有名なシグモイド曲線の1つである、ロジスティック曲線を例に考えてみましょう。
y=0 と y=K の2本の直線を漸近線に持つような、単調増加のS字曲線です。
増殖曲線とも呼ばれるように、生物の個体数の増加をモデルにして導くことができます。
ある時刻 t における個体数 Y の増加率 dY/dt は、その時点での Y に比例すると考えます。
dY/dt = rY (r>0)
しかし Y は、現実の世界においては何らかの制約の影響を受けるため、無限に増殖できるわけではありません。
その環境が許容できる Y の最大値を K(>0) とすれば、Y が K に近付くにつれ、Y の増加率は低下します。
dY/dt = rY(1−Y/K)
Y→K のときの、dY/dt の極限は 0 です。
この微分方程式を、ロジスティック方程式と呼びます。
変数分離可能な微分方程式なので、比較的簡単に解くことができます。
Y について解くと、次式のようになります(Cは定数)。
Y = K/{1+exp(−rt−C)}
ゼロまたはマイナスの個体数から生物が増加することはないため、基本的には Y(0)>0 となるような初期値を取ります。

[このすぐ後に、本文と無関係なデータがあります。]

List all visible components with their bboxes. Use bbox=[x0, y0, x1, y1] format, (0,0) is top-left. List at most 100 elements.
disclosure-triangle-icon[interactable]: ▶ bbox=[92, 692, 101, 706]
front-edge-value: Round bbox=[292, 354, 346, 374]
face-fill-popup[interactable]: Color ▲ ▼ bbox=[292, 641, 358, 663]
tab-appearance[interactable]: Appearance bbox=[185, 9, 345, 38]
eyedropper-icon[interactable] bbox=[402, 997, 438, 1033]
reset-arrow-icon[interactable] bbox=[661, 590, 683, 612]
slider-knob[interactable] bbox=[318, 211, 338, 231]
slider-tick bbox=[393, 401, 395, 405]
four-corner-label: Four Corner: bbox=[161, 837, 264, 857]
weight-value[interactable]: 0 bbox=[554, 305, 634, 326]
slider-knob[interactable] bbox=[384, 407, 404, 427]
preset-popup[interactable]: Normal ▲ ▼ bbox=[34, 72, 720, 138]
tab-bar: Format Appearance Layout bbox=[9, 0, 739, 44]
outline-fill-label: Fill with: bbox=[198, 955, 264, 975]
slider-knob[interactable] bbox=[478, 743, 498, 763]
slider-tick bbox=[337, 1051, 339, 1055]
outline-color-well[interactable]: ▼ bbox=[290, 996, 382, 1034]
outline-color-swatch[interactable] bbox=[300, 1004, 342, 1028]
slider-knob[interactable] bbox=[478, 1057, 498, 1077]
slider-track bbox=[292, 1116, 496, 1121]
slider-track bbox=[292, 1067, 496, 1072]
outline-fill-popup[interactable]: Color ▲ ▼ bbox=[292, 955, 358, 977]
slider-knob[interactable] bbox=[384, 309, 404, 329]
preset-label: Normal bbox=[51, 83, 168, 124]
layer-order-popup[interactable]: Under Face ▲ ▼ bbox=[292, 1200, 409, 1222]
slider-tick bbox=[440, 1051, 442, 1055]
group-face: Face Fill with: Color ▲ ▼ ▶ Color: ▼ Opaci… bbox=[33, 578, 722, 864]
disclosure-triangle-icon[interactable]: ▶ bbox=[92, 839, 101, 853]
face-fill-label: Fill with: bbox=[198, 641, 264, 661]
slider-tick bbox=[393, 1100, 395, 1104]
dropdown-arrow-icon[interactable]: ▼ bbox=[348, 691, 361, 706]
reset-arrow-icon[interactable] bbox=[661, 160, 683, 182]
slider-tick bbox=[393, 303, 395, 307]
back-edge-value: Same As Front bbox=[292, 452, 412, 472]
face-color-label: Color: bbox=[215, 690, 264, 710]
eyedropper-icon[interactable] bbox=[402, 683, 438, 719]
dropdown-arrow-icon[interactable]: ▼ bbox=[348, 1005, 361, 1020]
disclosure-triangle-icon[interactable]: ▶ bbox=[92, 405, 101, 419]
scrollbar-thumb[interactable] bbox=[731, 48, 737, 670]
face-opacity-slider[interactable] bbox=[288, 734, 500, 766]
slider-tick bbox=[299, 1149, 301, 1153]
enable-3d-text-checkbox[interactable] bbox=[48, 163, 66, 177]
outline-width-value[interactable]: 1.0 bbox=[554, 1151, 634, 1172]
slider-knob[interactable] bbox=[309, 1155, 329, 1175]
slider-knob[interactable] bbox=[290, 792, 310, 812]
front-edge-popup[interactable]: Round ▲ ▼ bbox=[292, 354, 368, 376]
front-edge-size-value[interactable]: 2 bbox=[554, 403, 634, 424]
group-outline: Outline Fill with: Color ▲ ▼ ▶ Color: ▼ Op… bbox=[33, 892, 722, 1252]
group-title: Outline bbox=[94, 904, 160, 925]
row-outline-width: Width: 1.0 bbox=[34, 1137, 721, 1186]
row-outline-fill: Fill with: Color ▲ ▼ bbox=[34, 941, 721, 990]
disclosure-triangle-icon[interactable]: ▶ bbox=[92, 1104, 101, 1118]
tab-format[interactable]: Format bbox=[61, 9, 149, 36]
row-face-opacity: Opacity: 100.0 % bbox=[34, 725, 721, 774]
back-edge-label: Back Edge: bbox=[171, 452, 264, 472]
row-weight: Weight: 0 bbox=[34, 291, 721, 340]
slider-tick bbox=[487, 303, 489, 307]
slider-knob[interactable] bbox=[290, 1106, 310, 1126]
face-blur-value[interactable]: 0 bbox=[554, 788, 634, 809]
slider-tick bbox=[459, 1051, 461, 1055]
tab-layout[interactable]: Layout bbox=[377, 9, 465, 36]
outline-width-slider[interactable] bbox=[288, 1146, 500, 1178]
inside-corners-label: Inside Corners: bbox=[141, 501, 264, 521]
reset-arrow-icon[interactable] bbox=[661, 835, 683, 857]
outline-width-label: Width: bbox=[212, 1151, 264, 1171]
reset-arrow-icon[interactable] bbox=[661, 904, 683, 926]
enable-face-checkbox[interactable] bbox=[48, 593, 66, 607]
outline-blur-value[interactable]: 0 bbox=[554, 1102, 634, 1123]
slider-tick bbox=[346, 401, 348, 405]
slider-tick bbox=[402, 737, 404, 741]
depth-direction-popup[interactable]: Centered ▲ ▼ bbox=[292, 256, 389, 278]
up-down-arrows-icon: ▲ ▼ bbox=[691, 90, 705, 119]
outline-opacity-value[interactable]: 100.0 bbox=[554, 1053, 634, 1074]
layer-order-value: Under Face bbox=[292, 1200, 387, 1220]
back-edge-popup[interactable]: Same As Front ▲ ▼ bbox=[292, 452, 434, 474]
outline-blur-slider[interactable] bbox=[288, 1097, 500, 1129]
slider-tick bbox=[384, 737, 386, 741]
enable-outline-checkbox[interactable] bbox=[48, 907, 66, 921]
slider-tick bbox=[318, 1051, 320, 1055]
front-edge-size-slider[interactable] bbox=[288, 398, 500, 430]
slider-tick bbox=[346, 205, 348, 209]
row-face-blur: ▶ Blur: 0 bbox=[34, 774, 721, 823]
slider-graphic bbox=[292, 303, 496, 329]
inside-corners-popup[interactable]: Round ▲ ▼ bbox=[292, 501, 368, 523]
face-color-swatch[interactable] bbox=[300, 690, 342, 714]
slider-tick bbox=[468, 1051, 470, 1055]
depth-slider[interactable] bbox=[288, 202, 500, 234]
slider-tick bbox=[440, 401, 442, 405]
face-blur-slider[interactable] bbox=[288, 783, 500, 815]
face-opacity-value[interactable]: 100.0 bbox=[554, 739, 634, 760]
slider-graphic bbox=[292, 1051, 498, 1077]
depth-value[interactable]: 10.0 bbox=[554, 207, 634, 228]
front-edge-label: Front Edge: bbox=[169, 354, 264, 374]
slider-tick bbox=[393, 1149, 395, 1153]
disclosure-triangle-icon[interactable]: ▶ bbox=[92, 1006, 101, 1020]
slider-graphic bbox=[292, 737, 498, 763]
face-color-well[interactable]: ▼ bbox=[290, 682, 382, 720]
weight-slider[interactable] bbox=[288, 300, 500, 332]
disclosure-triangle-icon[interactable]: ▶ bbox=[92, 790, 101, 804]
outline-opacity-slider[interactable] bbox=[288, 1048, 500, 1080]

この最初の個体がニワトリなのか卵なのかは、僕は知りません。
Y(0)=P>0 として、C について解くと、以下のようになります。
C = −log{(K−P)/P}
したがって、
exp(−C) = (K−P)/P
であり、これを α と置くと、Y は以下のように表すことができます。
Y = K/{1+α exp(−rt)}
この式が、ロジスティック関数です。
では、今度は努力と成長の関係を考えてみましょう。
生物個体数の増加モデルの場合、K がその環境が許容できる個体数ポテンシャルの限界であり、r は増加率を決める係数、α は限界値 K と初期値 P によって定められる定数です。
では、成長度 y が、努力量 x の関数であると仮定した場合はどうでしょうか。
初期値 P は、生まれつきの能力値ですから、才能とでも定義しておきましょう。
r は成長率を決める係数です。
K は、その人(ないしはチーム)が、その環境で、そのやり方で到達し得る成長の最大値であります。
通常、成長は努力に単純比例すると思いがちですが、実際には、努力をしていてもしばらくはなかなか成長しません。
人間の思考の線形性と現実世界の非線形、ここに理想と現実のギャップが生まれます。
頭の中では直線的に成長すると信じ込んでいる場合、努力をしてもしばらく成果が出ないため、何かしら理由をつけて、図の前半の段階で諦めてしまいがちです。
これは、あらゆるケースで同じことが言えます。
受験勉強、スポーツ、新商品の売上、ブランドの認知度、テクノロジーの普及、etc。
このことからまずはじめに言いたいのが、成果が出始める前の初期段階で「成長しない」と決めつけて諦めてはいけないということ。
とはいえ、これだけの浅い精神論のためだけなら、わざわざ数式を持ち出すまでもありませんね。
次回、もう少し深く考えてみます。